Artist Info - Claire Blitz - David Richard Gallery | New York

Claire Blitz

ARTWORK     EXHIBITS     NEWS/PRESS     CV/BIO    

Biography:

CLAIRE BLITZ BIOGRAPHY

1910-1998

Claire Blitz's life work showed a fascinating progression through time.  As a young woman in New York City, she designed textiles at Countess Mara, and worked in batik, while painting early abstractions in oil.  Later series in acrylic, painted in Washington D.C., include an Op Art Circle series, a Planetary series, (influenced by the moon walks of the day), and an enigmatic Egyptian series, often on shaped canvases. 

Blitz's exhibitions include the U.S. State Department and Congressional Offices, Baltimore Museum of Art, Decordova Museum, Howard University, National Institute of Health, Copley Society of Boston, Cosmos and Arts Clubs of Washington, the Austrian Embassy, and the Office of the District of Columbia Commissioner of the Arts.
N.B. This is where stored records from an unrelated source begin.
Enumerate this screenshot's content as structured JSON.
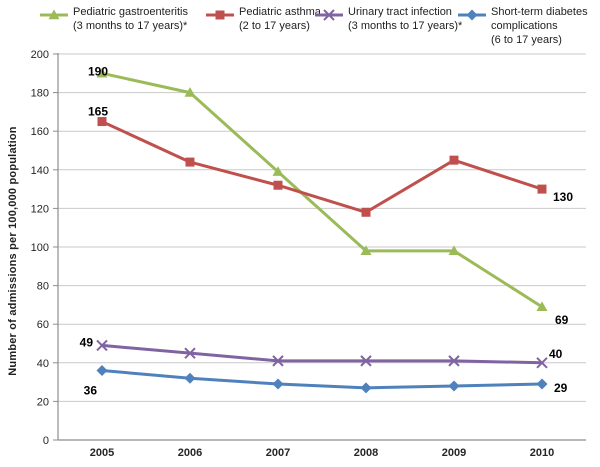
{
  "legend": {
    "items": [
      {
        "lines": [
          "Pediatric gastroenteritis",
          "(3 months to 17 years)*"
        ]
      },
      {
        "lines": [
          "Pediatric asthma",
          "(2 to 17 years)"
        ]
      },
      {
        "lines": [
          "Urinary tract infection",
          "(3 months to 17 years)*"
        ]
      },
      {
        "lines": [
          "Short-term diabetes",
          "complications",
          "(6 to 17  years)"
        ]
      }
    ]
  },
  "chart_data": {
    "type": "line",
    "title": "",
    "x": [
      "2005",
      "2006",
      "2007",
      "2008",
      "2009",
      "2010"
    ],
    "xlabel": "",
    "ylabel": "Number of admissions  per 100,000 population",
    "ylim": [
      0,
      200
    ],
    "yticks": [
      0,
      20,
      40,
      60,
      80,
      100,
      120,
      140,
      160,
      180,
      200
    ],
    "grid": true,
    "legend_position": "top",
    "colors": {
      "gastroenteritis": "#9BBB59",
      "asthma": "#C0504D",
      "uti": "#8064A2",
      "diabetes": "#4F81BD",
      "gridline": "#C9C9C9",
      "axis": "#8E8E8E"
    },
    "series": [
      {
        "name": "Pediatric gastroenteritis (3 months to 17 years)*",
        "color": "#9BBB59",
        "marker": "triangle",
        "values": [
          190,
          180,
          139,
          98,
          98,
          69
        ],
        "point_labels": [
          "190",
          "",
          "",
          "",
          "",
          "69"
        ]
      },
      {
        "name": "Pediatric asthma (2 to 17 years)",
        "color": "#C0504D",
        "marker": "square",
        "values": [
          165,
          144,
          132,
          118,
          145,
          130
        ],
        "point_labels": [
          "165",
          "",
          "",
          "",
          "",
          "130"
        ]
      },
      {
        "name": "Urinary tract infection (3 months to 17 years)*",
        "color": "#8064A2",
        "marker": "x",
        "values": [
          49,
          45,
          41,
          41,
          41,
          40
        ],
        "point_labels": [
          "49",
          "",
          "",
          "",
          "",
          "40"
        ]
      },
      {
        "name": "Short-term diabetes complications (6 to 17 years)",
        "color": "#4F81BD",
        "marker": "diamond",
        "values": [
          36,
          32,
          29,
          27,
          28,
          29
        ],
        "point_labels": [
          "36",
          "",
          "",
          "",
          "",
          "29"
        ]
      }
    ]
  }
}
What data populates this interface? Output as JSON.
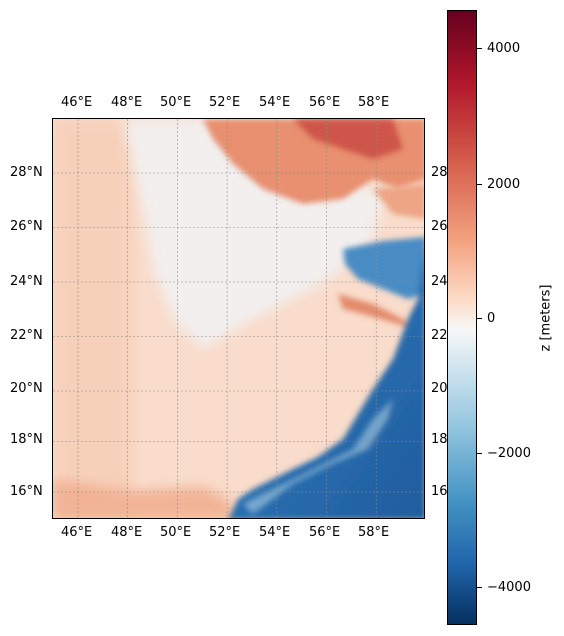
{
  "map": {
    "lon_labels": [
      "46°E",
      "48°E",
      "50°E",
      "52°E",
      "54°E",
      "56°E",
      "58°E"
    ],
    "lat_labels": [
      "28°N",
      "26°N",
      "24°N",
      "22°N",
      "20°N",
      "18°N",
      "16°N"
    ],
    "right_lat_labels": [
      "28",
      "26",
      "24",
      "22",
      "20",
      "18",
      "16"
    ],
    "extent": {
      "lon_min": 45,
      "lon_max": 60,
      "lat_min": 15,
      "lat_max": 30
    },
    "gridlines": true
  },
  "colorbar": {
    "title": "z [meters]",
    "ticks": [
      "4000",
      "2000",
      "0",
      "−2000",
      "−4000"
    ],
    "range": [
      -4600,
      4600
    ],
    "colormap": "RdBu_r",
    "colors": [
      "#67001f",
      "#b2182b",
      "#f4a582",
      "#f7f7f7",
      "#92c5de",
      "#2166ac",
      "#053061"
    ]
  }
}
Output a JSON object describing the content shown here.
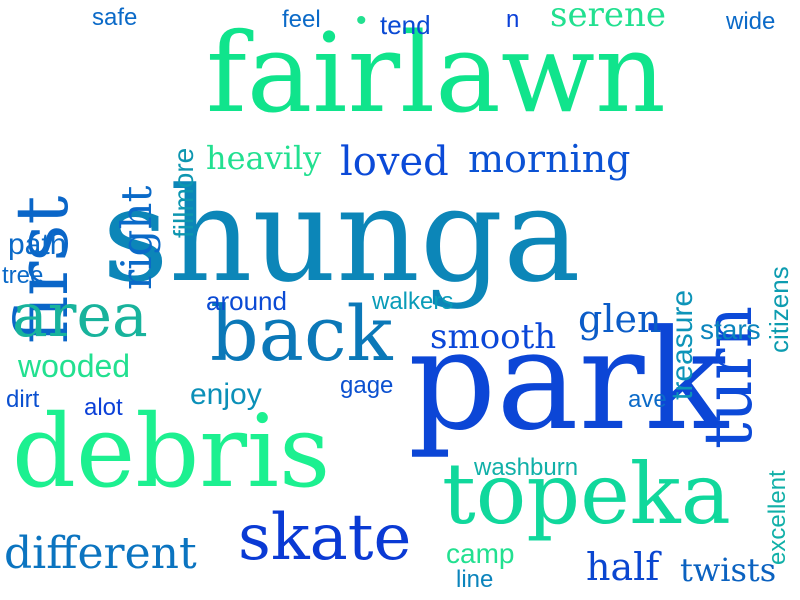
{
  "words": [
    {
      "id": "shunga",
      "text": "shunga",
      "color": "#0c86b8"
    },
    {
      "id": "park",
      "text": "park",
      "color": "#0c46d6"
    },
    {
      "id": "fairlawn",
      "text": "fairlawn",
      "color": "#10e48c"
    },
    {
      "id": "debris",
      "text": "debris",
      "color": "#1cf090"
    },
    {
      "id": "topeka",
      "text": "topeka",
      "color": "#10d89c"
    },
    {
      "id": "first",
      "text": "first",
      "color": "#0a66c8"
    },
    {
      "id": "back",
      "text": "back",
      "color": "#0b78b8"
    },
    {
      "id": "turn",
      "text": "turn",
      "color": "#0c4ad8"
    },
    {
      "id": "area",
      "text": "area",
      "color": "#18b39c"
    },
    {
      "id": "skate",
      "text": "skate",
      "color": "#0a3ad4"
    },
    {
      "id": "different",
      "text": "different",
      "color": "#0b74c0"
    },
    {
      "id": "loved",
      "text": "loved",
      "color": "#0b4ad8"
    },
    {
      "id": "morning",
      "text": "morning",
      "color": "#0b52d4"
    },
    {
      "id": "heavily",
      "text": "heavily",
      "color": "#22e090"
    },
    {
      "id": "right",
      "text": "right",
      "color": "#0a6ac8"
    },
    {
      "id": "glen",
      "text": "glen",
      "color": "#0b5cc8"
    },
    {
      "id": "smooth",
      "text": "smooth",
      "color": "#0a46d8"
    },
    {
      "id": "half",
      "text": "half",
      "color": "#0a46d0"
    },
    {
      "id": "twists",
      "text": "twists",
      "color": "#0b62c0"
    },
    {
      "id": "serene",
      "text": "serene",
      "color": "#22e090"
    },
    {
      "id": "fillmore",
      "text": "fillmore",
      "color": "#0d96b0"
    },
    {
      "id": "treasure",
      "text": "treasure",
      "color": "#0d94b8"
    },
    {
      "id": "citizens",
      "text": "citizens",
      "color": "#0d9cb0"
    },
    {
      "id": "excellent",
      "text": "excellent",
      "color": "#11b0a8"
    },
    {
      "id": "path",
      "text": "path",
      "color": "#0b6ac8"
    },
    {
      "id": "tree",
      "text": "tree",
      "color": "#0b6ac8"
    },
    {
      "id": "wooded",
      "text": "wooded",
      "color": "#22e090"
    },
    {
      "id": "dirt",
      "text": "dirt",
      "color": "#0b50d0"
    },
    {
      "id": "alot",
      "text": "alot",
      "color": "#0b40d8"
    },
    {
      "id": "enjoy",
      "text": "enjoy",
      "color": "#0b90b8"
    },
    {
      "id": "around",
      "text": "around",
      "color": "#0b4ad4"
    },
    {
      "id": "walkers",
      "text": "walkers",
      "color": "#0a9cb8"
    },
    {
      "id": "gage",
      "text": "gage",
      "color": "#0b50d0"
    },
    {
      "id": "stars",
      "text": "stars",
      "color": "#0b84bc"
    },
    {
      "id": "ave",
      "text": "ave",
      "color": "#0b6ac8"
    },
    {
      "id": "washburn",
      "text": "washburn",
      "color": "#11b0a8"
    },
    {
      "id": "camp",
      "text": "camp",
      "color": "#22e090"
    },
    {
      "id": "line",
      "text": "line",
      "color": "#0b84bc"
    },
    {
      "id": "safe",
      "text": "safe",
      "color": "#0b6ac8"
    },
    {
      "id": "feel",
      "text": "feel",
      "color": "#0b6ac8"
    },
    {
      "id": "tend",
      "text": "tend",
      "color": "#0b4ad4"
    },
    {
      "id": "n",
      "text": "n",
      "color": "#0b40d8"
    },
    {
      "id": "wide",
      "text": "wide",
      "color": "#0b6ac8"
    },
    {
      "id": "dot",
      "text": "•",
      "color": "#22e090"
    }
  ]
}
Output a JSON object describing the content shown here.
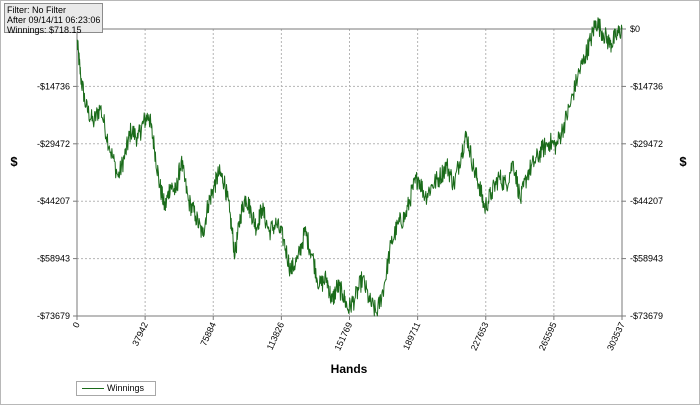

Claire Blitz was born in Russia in 1910, and came to New York as a young girl.  She was active in the New York Art Student's League and the WPA Era in the 30's.  She received a Guggenheim Foundation Scholarship from the New York School of Applied Design for Women.  She studied at Hunter College, and later on, she would receive a Bachelor of Arts degree in Art History from George Washington University in D.C.  Blitz also studied painting at the American University in Washington.

At the same time Claire managed to raise two families.  She married the photographer Sam Brody in N.Y., and had two children, Mady and Julian, both of whom had their portraits painted by the famed painter Alice Neel.  Claire moved to LA and worked in an aircraft plant in support of the war effort, and then returned to N.Y.  She divorced Brody, and married Murray Blitz, an engineer, with whom she had three children, Marc, Valerie, and Ava, all born and raised in Washington D.C., where Murray worked.  Claire also lived in New Mexico and Arizona.  She died in California in 1998.

Claire Blitz's paintings show an exciting personal, autobiographical, and universal growth, at a time when women artists did not receive their due.